The Decree identifies Article 2 of the Law on Customs Entry Tariff Schedule number 474 as its empowering legislation. The empowering article enables the Council of Minister to amend the customs duty percentage by up to 50% for goods listed under the Customs Entry Tariff Schedule. The article's wording clearly empowers the Council of Ministers to amend an existing percentage, but not to impose a new financial liability. Despite this, the Council of Ministers has introduced a new liability alongside existing customs duties, rather than increasing the percentage of existing customs duties.

Accordingly, a strong argument exists that the financial liability introduced by the Decree is a new tax, as opposed to a percentage increase for an existing tax or an additional financial liability. This interpretation is supported by the Decree identifying the new liability an "Additional Customs Duty". Further, the Decree does not mention any changes to existing percentages, but rather introduces a separate and additional customs duty.

3. European Union Customs Zone

Turkey has been included in the European Union Customs Zone ("Customs Zone") since December 1995 (Association Council Decision numbered 1/95, within the scope of the Ankara Agreement between Turkey and European Community). Membership allows free trade between Customs Zone countries without being subject to any customs duties or tariffs. Members can also determine mutual trade policy and tariff applications for imports from third countries.

Customs Zone countries (including Turkey) cannot impose duties or similar financial liabilities on goods which have entered free circulation within the Customs Zone.

Under Turkey's arrangement with the European Union, products from third countries will be considered to be in "free circulation" if the following criteria are all met:

  • Import formalities have been complied with.
  • Customs duties or charges of equivalent effect have been levied, either in the Customs Zone or in Turkey.
  • The exporter has not benefited from a total or partial reimbursement of duties or charges.

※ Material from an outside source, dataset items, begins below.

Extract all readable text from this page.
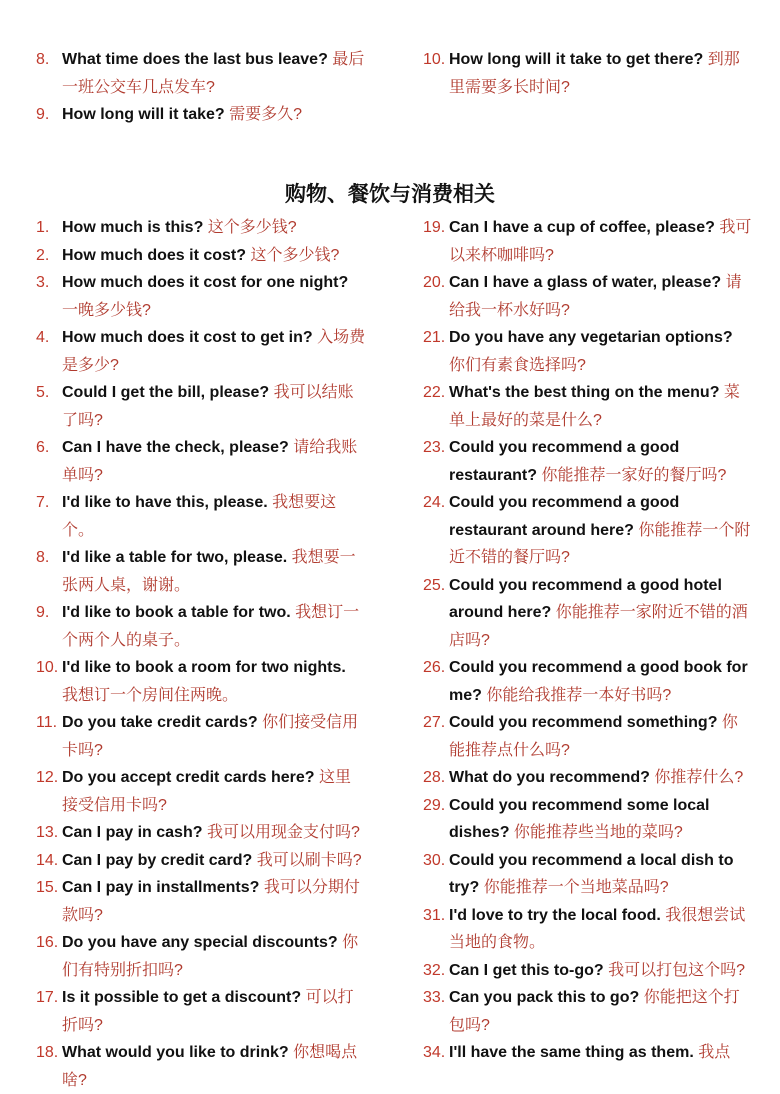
8. What time does the last bus leave? 最后一班公交车几点发车?
9. How long will it take? 需要多久?
10. How long will it take to get there? 到那里需要多长时间?
购物、餐饮与消费相关
1. How much is this? 这个多少钱?
2. How much does it cost? 这个多少钱?
3. How much does it cost for one night? 一晚多少钱?
4. How much does it cost to get in? 入场费是多少?
5. Could I get the bill, please? 我可以结账了吗?
6. Can I have the check, please? 请给我账单吗?
7. I'd like to have this, please. 我想要这个。
8. I'd like a table for two, please. 我想要一张两人桌，谢谢。
9. I'd like to book a table for two. 我想订一个两个人的桌子。
10. I'd like to book a room for two nights. 我想订一个房间住两晚。
11. Do you take credit cards? 你们接受信用卡吗?
12. Do you accept credit cards here? 这里接受信用卡吗?
13. Can I pay in cash? 我可以用现金支付吗?
14. Can I pay by credit card? 我可以刷卡吗?
15. Can I pay in installments? 我可以分期付款吗?
16. Do you have any special discounts? 你们有特别折扣吗?
17. Is it possible to get a discount? 可以打折吗?
18. What would you like to drink? 你想喝点啥?
19. Can I have a cup of coffee, please? 我可以来杯咖啡吗?
20. Can I have a glass of water, please? 请给我一杯水好吗?
21. Do you have any vegetarian options? 你们有素食选择吗?
22. What's the best thing on the menu? 菜单上最好的菜是什么?
23. Could you recommend a good restaurant? 你能推荐一家好的餐厅吗?
24. Could you recommend a good restaurant around here? 你能推荐一个附近不错的餐厅吗?
25. Could you recommend a good hotel around here? 你能推荐一家附近不错的酒店吗?
26. Could you recommend a good book for me? 你能给我推荐一本好书吗?
27. Could you recommend something? 你能推荐点什么吗?
28. What do you recommend? 你推荐什么?
29. Could you recommend some local dishes? 你能推荐些当地的菜吗?
30. Could you recommend a local dish to try? 你能推荐一个当地菜品吗?
31. I'd love to try the local food. 我很想尝试当地的食物。
32. Can I get this to-go? 我可以打包这个吗?
33. Can you pack this to go? 你能把这个打包吗?
34. I'll have the same thing as them. 我点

Exporters issue an A.TR Movement Certificate in order to benefit from the exemption. Any goods carrying an A.TR Movement Certificate are accordingly deemed to be in free circulation. Therefore, customs duties or similar taxes cannot be requested for goods carrying such certificates.

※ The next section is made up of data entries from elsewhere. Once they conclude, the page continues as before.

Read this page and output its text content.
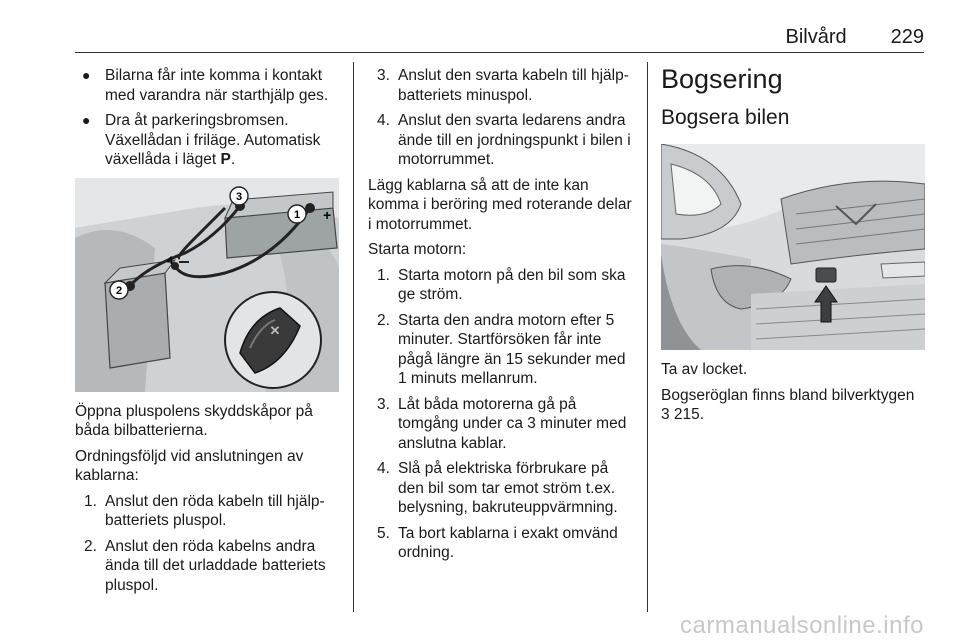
Bilvård 229
● Bilarna får inte komma i kontakt med varandra när starthjälp ges.
● Dra åt parkeringsbromsen. Växellådan i friläge. Automatisk växellåda i läget P.
1 +
2
3
4
✕

Öppna pluspolens skyddskåpor på båda bilbatterierna.

Ordningsföljd vid anslutningen av kablarna:

1. Anslut den röda kabeln till hjälp-batteriets pluspol.
2. Anslut den röda kabelns andra ända till det urladdade batteriets pluspol.
3. Anslut den svarta kabeln till hjälp-batteriets minuspol.
4. Anslut den svarta ledarens andra ände till en jordningspunkt i bilen i motorrummet.

Lägg kablarna så att de inte kan komma i beröring med roterande delar i motorrummet.

Starta motorn:

1. Starta motorn på den bil som ska ge ström.
2. Starta den andra motorn efter 5 minuter. Startförsöken får inte pågå längre än 15 sekunder med 1 minuts mellanrum.
3. Låt båda motorerna gå på tomgång under ca 3 minuter med anslutna kablar.
4. Slå på elektriska förbrukare på den bil som tar emot ström t.ex. belysning, bakruteuppvärmning.
5. Ta bort kablarna i exakt omvänd ordning.
Bogsering
Bogsera bilen

Ta av locket.

Bogseröglan finns bland bilverktygen 3 215.

carmanualsonline.info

Accordingly, the Decree's additional customs duties arguably run contrary to the exemption from custom duties which applies to goods in free circulation within the Customs Zone, which did not originate from the European Union or Turkey.

4. The World Trade Organization's Information Technology Agreement

On 24 July 2015, members of the World Trade Organization agreed in Geneva to expand the Information Technology Agreement's scope and remove customs duties applied to high-tech products. The parties undertook to eliminate the customs duty within three years. The intention is that consumers' costs will decrease and consumers will benefit from innovative products.

Therefore, the Decree's introduction of an additional customs duty in Turkey ostensibly contradicts Turkey's international undertakings to eliminate customs duties on high-tech products.

Accordingly, it remains to be seen whether the Decree's requirements will stand up to legal scrutiny and challenges from parties which may now receive significantly reduced economic incentives to trade these goods in the Turkish market.

The content of this article is intended to provide a general guide to the subject matter. Specialist advice should be sought about your specific circumstances.